Our study identified 26 genes that were associated with both ER- and ER + subtypes, including TERT and TOX3 which have not been reported in prior TWAS studies; both genes were identified using our expression-based approaches. Though TERT has been primarily regarded as an ER- gene since several GWAS variants in TERT have been associated with ER- BC [16, 68], our study shown that the predicted expression of TERT was also significantly associated with ER + breast cancer risk. As these TWAS signals for both subtypes were no longer significant in our COJO analysis, the observed signals may be explained by nearby GWAS index SNPs. On the other hand, TOX3 has generally been regarded as a gene associated with ER + breast cancer since higher mRNA and protein expression of TOX3 have been observed in ER + BC cell lines compared to ER- cell lines, as well as larger SNP effect sizes for the risk of developing ER + compared to ER- BC [69,70,71]. We additionally discovered TOX3 expression significantly associated with ER- BC in our study. For both ER+/- BC, TOX3 had a PIP of 1 in breast mammary tissue, supporting the notion that TOX3 causally impacts breast cancer etiology.
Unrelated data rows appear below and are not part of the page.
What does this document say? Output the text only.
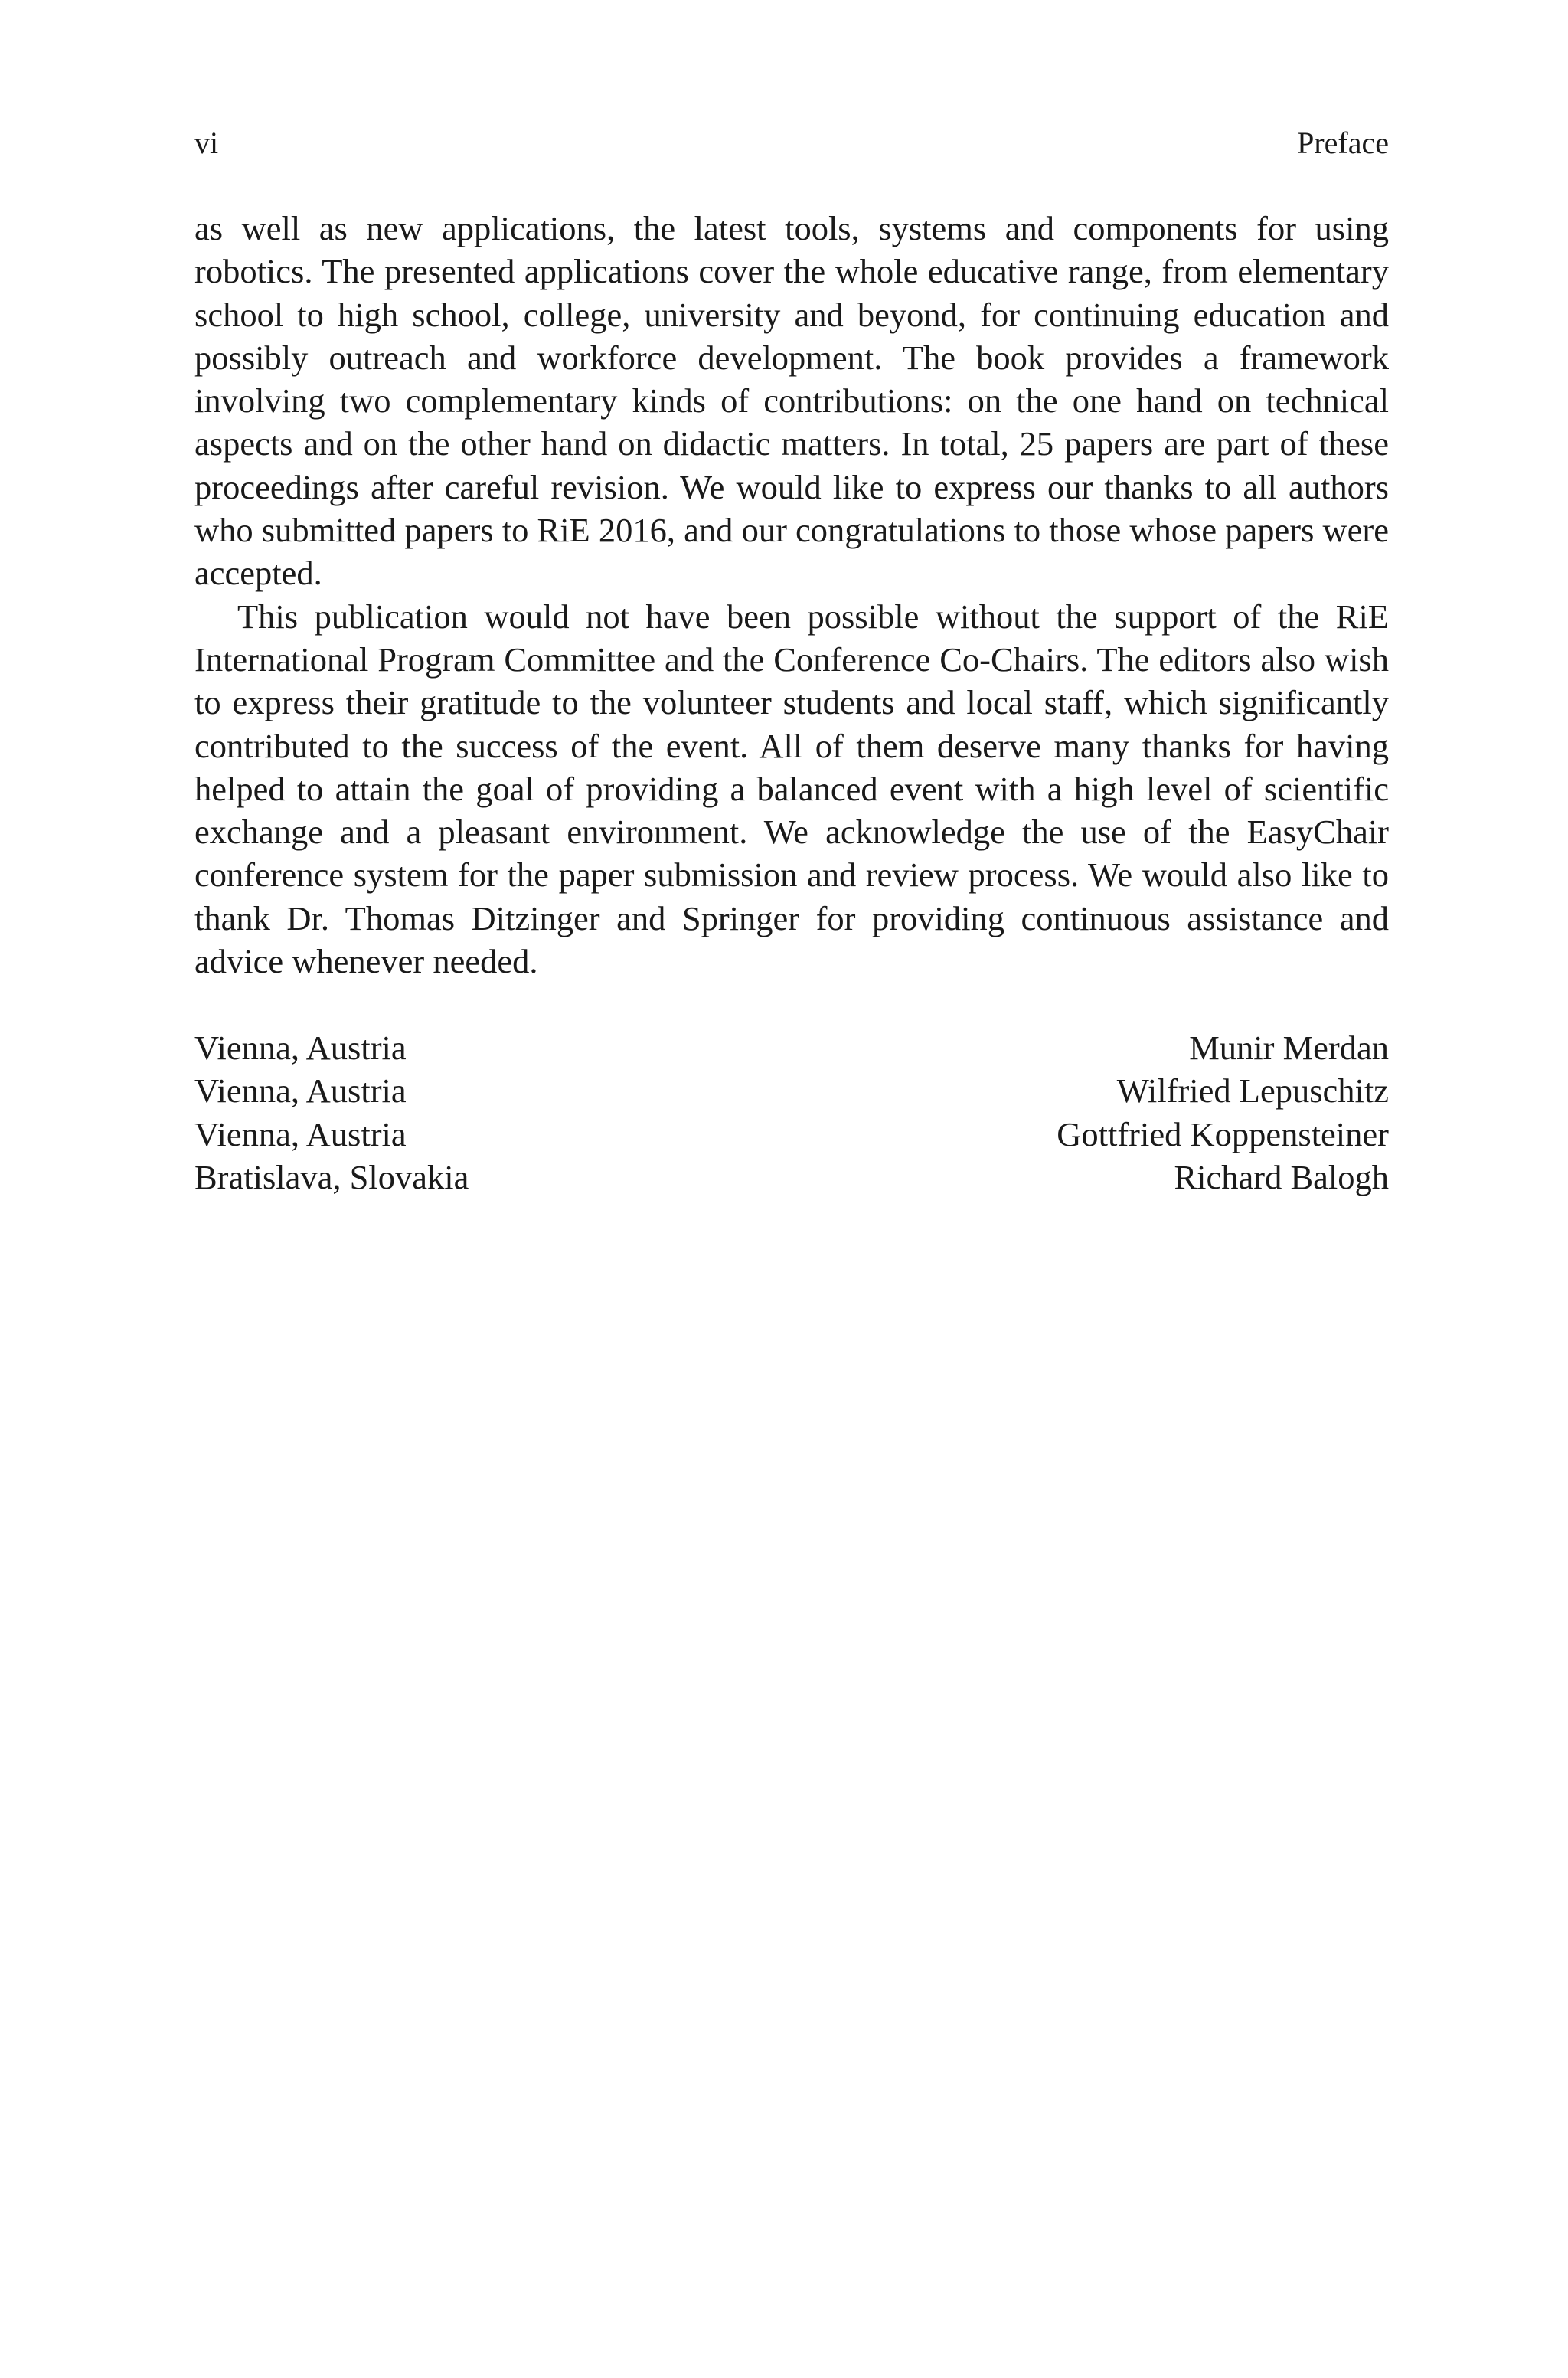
vi	Preface

as well as new applications, the latest tools, systems and components for using robotics. The presented applications cover the whole educative range, from elementary school to high school, college, university and beyond, for continuing education and possibly outreach and workforce development. The book provides a framework involving two complementary kinds of contributions: on the one hand on technical aspects and on the other hand on didactic matters. In total, 25 papers are part of these proceedings after careful revision. We would like to express our thanks to all authors who submitted papers to RiE 2016, and our congratulations to those whose papers were accepted.

This publication would not have been possible without the support of the RiE International Program Committee and the Conference Co-Chairs. The editors also wish to express their gratitude to the volunteer students and local staff, which significantly contributed to the success of the event. All of them deserve many thanks for having helped to attain the goal of providing a balanced event with a high level of scientific exchange and a pleasant environment. We acknowledge the use of the EasyChair conference system for the paper submission and review process. We would also like to thank Dr. Thomas Ditzinger and Springer for providing continuous assistance and advice whenever needed.

Vienna, Austria	Munir Merdan
Vienna, Austria	Wilfried Lepuschitz
Vienna, Austria	Gottfried Koppensteiner
Bratislava, Slovakia	Richard Balogh
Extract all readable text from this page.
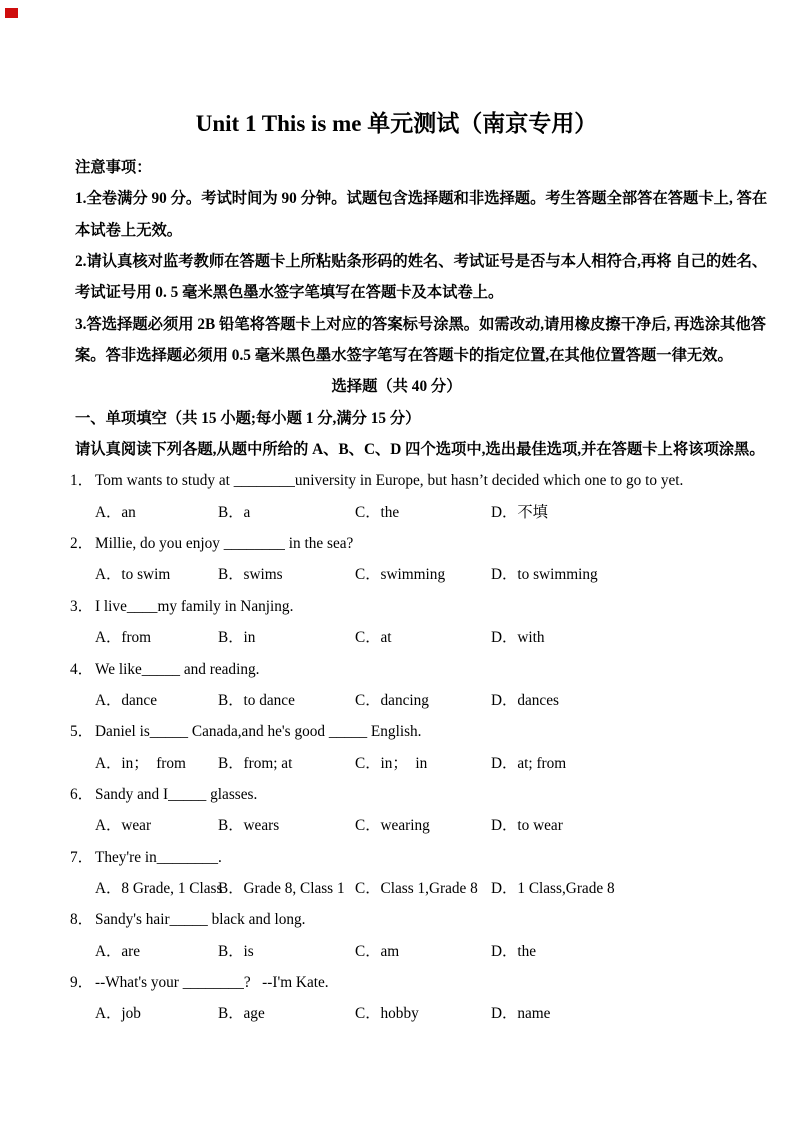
Unit 1 This is me 单元测试（南京专用）
注意事项：
1.全卷满分 90 分。考试时间为 90 分钟。试题包含选择题和非选择题。考生答题全部答在答题卡上, 答在
本试卷上无效。
2.请认真核对监考教师在答题卡上所粘贴条形码的姓名、考试证号是否与本人相符合,再将 自己的姓名、
考试证号用 0. 5 毫米黑色墨水签字笔填写在答题卡及本试卷上。
3.答选择题必须用 2B 铅笔将答题卡上对应的答案标号涂黑。如需改动,请用橡皮擦干净后, 再选涂其他答
案。答非选择题必须用 0.5 毫米黑色墨水签字笔写在答题卡的指定位置,在其他位置答题一律无效。
选择题（共 40 分）
一、单项填空（共 15 小题;每小题 1 分,满分 15 分）
请认真阅读下列各题,从题中所给的 A、B、C、D 四个选项中,选出最佳选项,并在答题卡上将该项涂黑。
1． Tom wants to study at ________university in Europe, but hasn’t decided which one to go to yet.

A．an

	B．a

	C．the

	D．不填

2． Millie, do you enjoy ________ in the sea?

A．to swim

	B．swims

	C．swimming

	D．to swimming

3． I live____my family in Nanjing.

A．from

	B．in

	C．at

	D．with

4． We like_____ and reading.

A．dance

	B．to dance

	C．dancing

	D．dances

5． Daniel is_____ Canada,and he's good _____ English.

A．in；  from

B．from; at

	C．in；  in

	D．at; from

6． Sandy and I_____ glasses.

A．wear

	B．wears

	C．wearing

	D．to wear

7． They're in________.

A．8 Grade, 1 Class

B．Grade 8, Class 1

C．Class 1,Grade 8

D．1 Class,Grade 8

8． Sandy's hair_____ black and long.

A．are

	B．is

	C．am

	D．the

9． --What's your ________?   --I'm Kate.

A．job

	B．age

	C．hobby

	D．name
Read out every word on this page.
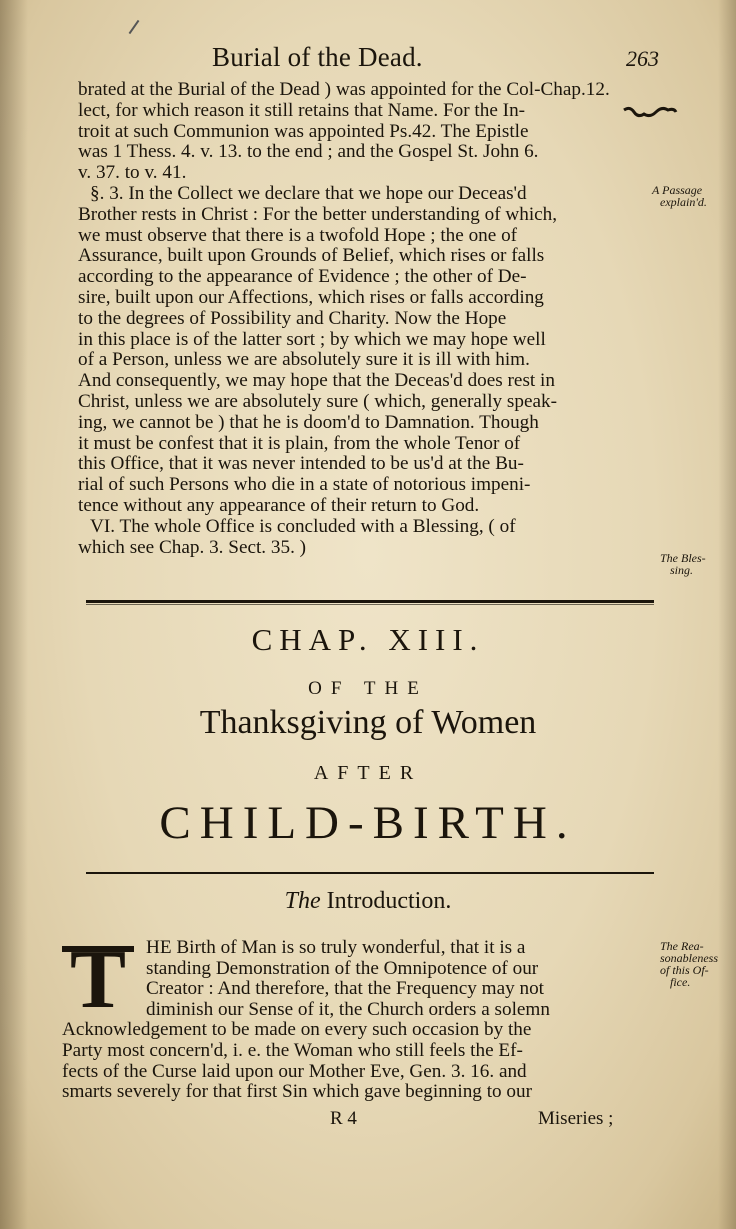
Burial of the Dead.	263
brated at the Burial of the Dead ) was appointed for the Col-Chap.12.
lect, for which reason it still retains that Name. For the In-
troit at such Communion was appointed Ps.42. The Epistle
was 1 Thess. 4. v. 13. to the end ; and the Gospel St. John 6.
v. 37. to v. 41.
§. 3. In the Collect we declare that we hope our Deceas'd
Brother rests in Christ : For the better understanding of which,
we must observe that there is a twofold Hope ; the one of
Assurance, built upon Grounds of Belief, which rises or falls
according to the appearance of Evidence ; the other of De-
sire, built upon our Affections, which rises or falls according
to the degrees of Possibility and Charity. Now the Hope
in this place is of the latter sort ; by which we may hope well
of a Person, unless we are absolutely sure it is ill with him.
And consequently, we may hope that the Deceas'd does rest in
Christ, unless we are absolutely sure ( which, generally speak-
ing, we cannot be ) that he is doom'd to Damnation. Though
it must be confest that it is plain, from the whole Tenor of
this Office, that it was never intended to be us'd at the Bu-
rial of such Persons who die in a state of notorious impeni-
tence without any appearance of their return to God.
VI. The whole Office is concluded with a Blessing, ( of
which see Chap. 3. Sect. 35. )
A Passage
explain'd.
The Bles-
sing.
CHAP. XIII.
OF THE
Thanksgiving of Women
AFTER
CHILD-BIRTH.
The Introduction.
T	HE Birth of Man is so truly wonderful, that it is a
standing Demonstration of the Omnipotence of our
Creator : And therefore, that the Frequency may not
diminish our Sense of it, the Church orders a solemn
Acknowledgement to be made on every such occasion by the
Party most concern'd, i. e. the Woman who still feels the Ef-
fects of the Curse laid upon our Mother Eve, Gen. 3. 16. and
smarts severely for that first Sin which gave beginning to our
The Rea-
sonableness
of this Of-
fice.
R 4	Miseries ;
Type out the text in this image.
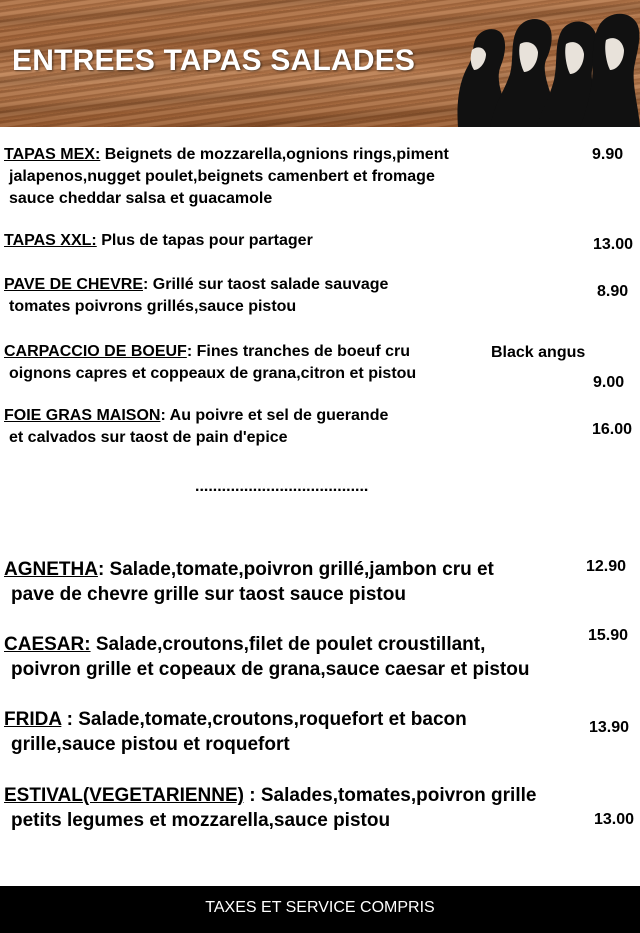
ENTREES TAPAS SALADES
TAPAS MEX: Beignets de mozzarella,ognions rings,piment
jalapenos,nugget poulet,beignets camenbert et fromage
sauce cheddar salsa et guacamole
9.90
TAPAS XXL: Plus de tapas pour partager	13.00
PAVE DE CHEVRE: Grillé sur taost salade sauvage
tomates poivrons grillés,sauce pistou
8.90
CARPACCIO DE BOEUF: Fines tranches de boeuf cru
oignons capres et coppeaux de grana,citron et pistou
Black angus
9.00
FOIE GRAS MAISON: Au poivre et sel de guerande
et calvados sur taost de pain d'epice	16.00
.......................................
AGNETHA: Salade,tomate,poivron grillé,jambon cru et
pave de chevre grille sur taost sauce pistou
12.90
CAESAR: Salade,croutons,filet de poulet croustillant,
poivron grille et copeaux de grana,sauce caesar et pistou
15.90
FRIDA : Salade,tomate,croutons,roquefort et bacon
grille,sauce pistou et roquefort
13.90
ESTIVAL(VEGETARIENNE) : Salades,tomates,poivron grille
petits legumes et mozzarella,sauce pistou	13.00
TAXES ET SERVICE COMPRIS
While our study was robust in replicating many previously identified susceptibility loci, our approach had several limitations. First, even though our splicing-based TWAS allowed us to combine the p-values for the associations between different intron excision events, this method does not explicitly account for the direction of association between each intron excision event and BC risk. Future work into refining the splicing-based approach to account for directionality prior to combining p-values from alternatively spliced transcripts may help increase the power to detect breast cancer associated genes. Additionally, given that our study incorporated a meta-analysis and predictive expression models that both utilized primarily individuals with European ancestry, our findings may not be portable to individuals with non-European ancestral backgrounds. It has been shown that molecular subtypes, gene expression, and germline/somatic variants in breast cancer patients differ significantly between racial groups [72], and it is imperative that future TWAS studies include individuals with diverse ancestral backgrounds.

Conclusions

In summary, our study identified many genes that are associated with ER + and ER- BC that have not been previously identified in TWAS by utilizing two joint-tissue TWAS approaches. More importantly, most of the genes for ER + and ER- breast cancer are distinct. We also discovered one novel loci for ER + BC. Interestingly, though several breast cancer susceptibility genes including TP53 and CHEK2 have been historically thought to play a role in breast cancer through rare, highly penetrant mutations in coding regions, our study provides evidence that common variants in these genes which modulate expression also impact breast cancer etiology. Taken together, utilizing a comprehensive combination of expression- and splicing-based methods can help improve our understanding of breast cancer genetics. Functional characterization of these candidate genes, in particular genes significant in the fine-mapping analysis, could shed some light on the etiology of ER + and ER- breast cancer as well as provide targets for treatment of breast cancer. eQTLs and sQTLs that are associated with expression of these candidate genes may be used in building polygenic risk prediction models to assess ER + and ER- breast cancer risk separately and to guide risk-adaptive breast cancer screening.